Politicians, to borrow a hackneyed phrase, campaign in poetry but govern in prose. In Downing Street’s rose garden in May 2010, David Cameron and Nick Clegg’s coalition pact had the look of Camelot, even if all involved knew the early romance would be supplanted by the dull weight of governing.
Two and a half years on, the two men came together yesterday to review progress and pledge that a coalition many of their own people hate would continue right down to the wire of the next election, due by law to be held in May 2015.
The two were not in a marriage, said prime minister Cameron.
Rather, they are in a political relationship vitally necessary in 2010 to safeguard the UK from international turmoil, a relationship since tested by fire.
‘Ronseal deal’
“To me it’s not a marriage. It is, if you like, it’s a Ronseal deal: it does what it says on the tin. We said we would come together, we said we would form a government, we said we would tackle these problems.
“We said we would get on with it in a mature and sensible way . . . and that is exactly what we’ve done,” said Cameron who, like Clegg, looked like he could have done with a few extra days’ leave over Christmas.
Indeed, he argued that the coalition between the Conservatives and the Liberal Democrats has made it easier to push through some of the tough measures taken since, including significant changes to welfare rules.
The logic of his comments – that coalitions are best – will not be lost on many of his Conservative backbenchers, who have been suspicious from the start about the extent of Cameron’s hunger for single-party rule.
Within minutes, much of the content of the much-vaunted midterm review was shredded by critics, including Labour leader Ed Miliband, who accused Cameron and Clegg of a lack of ambition.
However, the main difficulty for Cameron and Clegg is economic: all of their political planning was based on two or three years of cuts, followed by growth, followed by a triumphant return to the electorate in 2015.
That plan is dead: cuts will continue until 2018 at the earliest, if not later – a date that requires the Conservatives and Liberal Democrats to agree spending figures for first two years of the next parliament.
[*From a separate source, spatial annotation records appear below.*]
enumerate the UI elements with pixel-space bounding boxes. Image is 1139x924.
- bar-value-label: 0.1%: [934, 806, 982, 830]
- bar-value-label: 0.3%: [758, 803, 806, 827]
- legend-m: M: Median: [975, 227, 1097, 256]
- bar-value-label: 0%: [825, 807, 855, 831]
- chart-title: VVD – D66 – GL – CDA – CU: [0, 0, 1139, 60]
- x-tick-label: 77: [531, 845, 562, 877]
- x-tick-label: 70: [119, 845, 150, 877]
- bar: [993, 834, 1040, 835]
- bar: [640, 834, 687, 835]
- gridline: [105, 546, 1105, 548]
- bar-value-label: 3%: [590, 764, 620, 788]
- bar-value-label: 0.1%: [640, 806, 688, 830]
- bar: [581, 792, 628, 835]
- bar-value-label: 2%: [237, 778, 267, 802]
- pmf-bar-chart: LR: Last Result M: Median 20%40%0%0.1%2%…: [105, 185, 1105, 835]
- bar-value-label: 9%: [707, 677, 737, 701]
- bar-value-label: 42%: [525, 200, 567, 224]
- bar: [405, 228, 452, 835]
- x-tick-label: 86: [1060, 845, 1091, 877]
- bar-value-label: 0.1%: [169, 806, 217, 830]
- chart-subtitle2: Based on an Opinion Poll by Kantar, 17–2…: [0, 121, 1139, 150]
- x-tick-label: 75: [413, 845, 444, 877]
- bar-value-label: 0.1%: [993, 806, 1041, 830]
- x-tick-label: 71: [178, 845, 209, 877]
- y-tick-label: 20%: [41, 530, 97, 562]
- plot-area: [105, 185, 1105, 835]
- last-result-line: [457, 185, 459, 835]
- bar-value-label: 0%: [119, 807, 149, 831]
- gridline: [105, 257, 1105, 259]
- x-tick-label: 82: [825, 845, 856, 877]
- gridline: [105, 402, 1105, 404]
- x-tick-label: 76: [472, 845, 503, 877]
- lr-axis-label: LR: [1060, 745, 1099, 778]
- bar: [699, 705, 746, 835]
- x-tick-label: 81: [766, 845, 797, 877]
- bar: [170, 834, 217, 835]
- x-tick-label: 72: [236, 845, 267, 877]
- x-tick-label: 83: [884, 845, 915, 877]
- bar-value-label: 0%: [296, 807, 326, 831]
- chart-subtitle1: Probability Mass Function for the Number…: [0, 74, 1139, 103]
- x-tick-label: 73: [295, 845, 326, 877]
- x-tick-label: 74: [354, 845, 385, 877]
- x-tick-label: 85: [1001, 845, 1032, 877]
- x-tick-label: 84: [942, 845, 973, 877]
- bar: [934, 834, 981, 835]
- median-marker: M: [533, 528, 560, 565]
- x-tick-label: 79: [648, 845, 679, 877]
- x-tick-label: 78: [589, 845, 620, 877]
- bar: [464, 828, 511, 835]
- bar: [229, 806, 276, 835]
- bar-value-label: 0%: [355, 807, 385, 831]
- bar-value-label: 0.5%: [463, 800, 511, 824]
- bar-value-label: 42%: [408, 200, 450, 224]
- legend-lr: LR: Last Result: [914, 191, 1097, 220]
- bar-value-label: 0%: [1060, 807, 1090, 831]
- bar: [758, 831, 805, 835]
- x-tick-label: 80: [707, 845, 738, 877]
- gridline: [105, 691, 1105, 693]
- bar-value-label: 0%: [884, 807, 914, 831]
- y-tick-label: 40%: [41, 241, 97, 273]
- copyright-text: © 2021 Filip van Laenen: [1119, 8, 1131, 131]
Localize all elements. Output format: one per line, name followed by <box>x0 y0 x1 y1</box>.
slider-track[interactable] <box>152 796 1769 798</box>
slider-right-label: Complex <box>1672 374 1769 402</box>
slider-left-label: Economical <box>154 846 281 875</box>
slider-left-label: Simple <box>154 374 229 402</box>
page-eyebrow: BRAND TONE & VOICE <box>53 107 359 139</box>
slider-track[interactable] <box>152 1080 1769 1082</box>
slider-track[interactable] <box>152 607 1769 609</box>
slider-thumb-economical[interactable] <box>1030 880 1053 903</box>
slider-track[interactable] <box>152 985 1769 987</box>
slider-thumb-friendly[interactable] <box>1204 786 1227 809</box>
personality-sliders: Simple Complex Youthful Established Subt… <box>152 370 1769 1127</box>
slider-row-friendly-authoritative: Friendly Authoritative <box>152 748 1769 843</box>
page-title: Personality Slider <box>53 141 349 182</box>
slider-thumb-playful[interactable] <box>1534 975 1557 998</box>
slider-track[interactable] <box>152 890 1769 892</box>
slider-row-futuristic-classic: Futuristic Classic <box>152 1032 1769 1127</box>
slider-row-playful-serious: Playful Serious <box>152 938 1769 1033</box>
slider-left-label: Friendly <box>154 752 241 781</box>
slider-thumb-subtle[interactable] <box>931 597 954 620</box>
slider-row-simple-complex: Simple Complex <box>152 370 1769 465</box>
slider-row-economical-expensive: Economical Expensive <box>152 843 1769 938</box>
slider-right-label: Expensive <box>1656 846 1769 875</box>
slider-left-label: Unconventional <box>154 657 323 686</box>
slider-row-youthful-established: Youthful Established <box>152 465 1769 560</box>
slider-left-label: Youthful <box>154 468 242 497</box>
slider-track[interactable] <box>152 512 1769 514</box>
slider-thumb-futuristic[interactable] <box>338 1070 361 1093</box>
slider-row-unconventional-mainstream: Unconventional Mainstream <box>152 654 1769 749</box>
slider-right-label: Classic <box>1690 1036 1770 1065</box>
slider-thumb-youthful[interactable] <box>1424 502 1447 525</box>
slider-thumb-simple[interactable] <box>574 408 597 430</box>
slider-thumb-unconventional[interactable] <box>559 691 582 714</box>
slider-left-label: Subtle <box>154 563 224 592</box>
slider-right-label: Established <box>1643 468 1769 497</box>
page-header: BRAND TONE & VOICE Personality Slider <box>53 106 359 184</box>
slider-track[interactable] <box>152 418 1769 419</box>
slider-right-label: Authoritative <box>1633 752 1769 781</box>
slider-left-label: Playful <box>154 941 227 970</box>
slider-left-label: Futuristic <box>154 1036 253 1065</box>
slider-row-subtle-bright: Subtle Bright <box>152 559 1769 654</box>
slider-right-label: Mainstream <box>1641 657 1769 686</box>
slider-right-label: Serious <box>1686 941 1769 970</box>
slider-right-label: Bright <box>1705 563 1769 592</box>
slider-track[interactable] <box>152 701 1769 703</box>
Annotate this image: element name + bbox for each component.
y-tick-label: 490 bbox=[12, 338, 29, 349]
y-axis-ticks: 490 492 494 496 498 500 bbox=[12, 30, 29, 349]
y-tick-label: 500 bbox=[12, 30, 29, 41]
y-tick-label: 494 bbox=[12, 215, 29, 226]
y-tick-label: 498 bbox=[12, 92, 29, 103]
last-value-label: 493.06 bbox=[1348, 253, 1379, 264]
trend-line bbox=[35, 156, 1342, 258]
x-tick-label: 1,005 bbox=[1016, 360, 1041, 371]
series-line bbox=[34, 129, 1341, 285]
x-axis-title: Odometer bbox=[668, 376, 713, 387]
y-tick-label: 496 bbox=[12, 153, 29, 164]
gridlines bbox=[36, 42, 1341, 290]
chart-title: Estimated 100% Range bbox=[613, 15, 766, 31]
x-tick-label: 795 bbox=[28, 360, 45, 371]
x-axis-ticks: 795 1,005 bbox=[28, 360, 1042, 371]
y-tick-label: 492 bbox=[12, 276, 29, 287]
Probability of incoherence
Such an agreement, to be meaningful, must bind the two parties closer together than many in each would like in the run-up to 2015, creating the probability, if not the inevitability, of incoherence in the minds of voters.Most of Cameron’s people, however, do not want a united front – they say the Conservatives should be in power on their own.
The Liberal Democrats cannot afford to risk a lack of unity, since they may be glad of any port once the electoral storm hits.
Today, MPs will vote on welfare changes that will limit rises to just 1 per cent a year for the next three years. It is a move some say will increase child poverty, and which others say is a necessary action to show that people are all in it together.
So far the welfare cuts – part of a Conservative-led agenda – are among the Government’s most-liked policies in a country where discussion has already moved on to talk of the deserving and not-so-deserving poor.
Despite everything, the coalition retains a lead on economic issues over Labour – a reflection, perhaps, of the latter’s decision to say very little of consequence so far out from the polls, or of its inability to say anything of consequence.
In time all that will change.
For now, however, British voters seem to be faced with a government they do not like but do not seem to hate with the passion of old – and an opposition they have yet to come to love.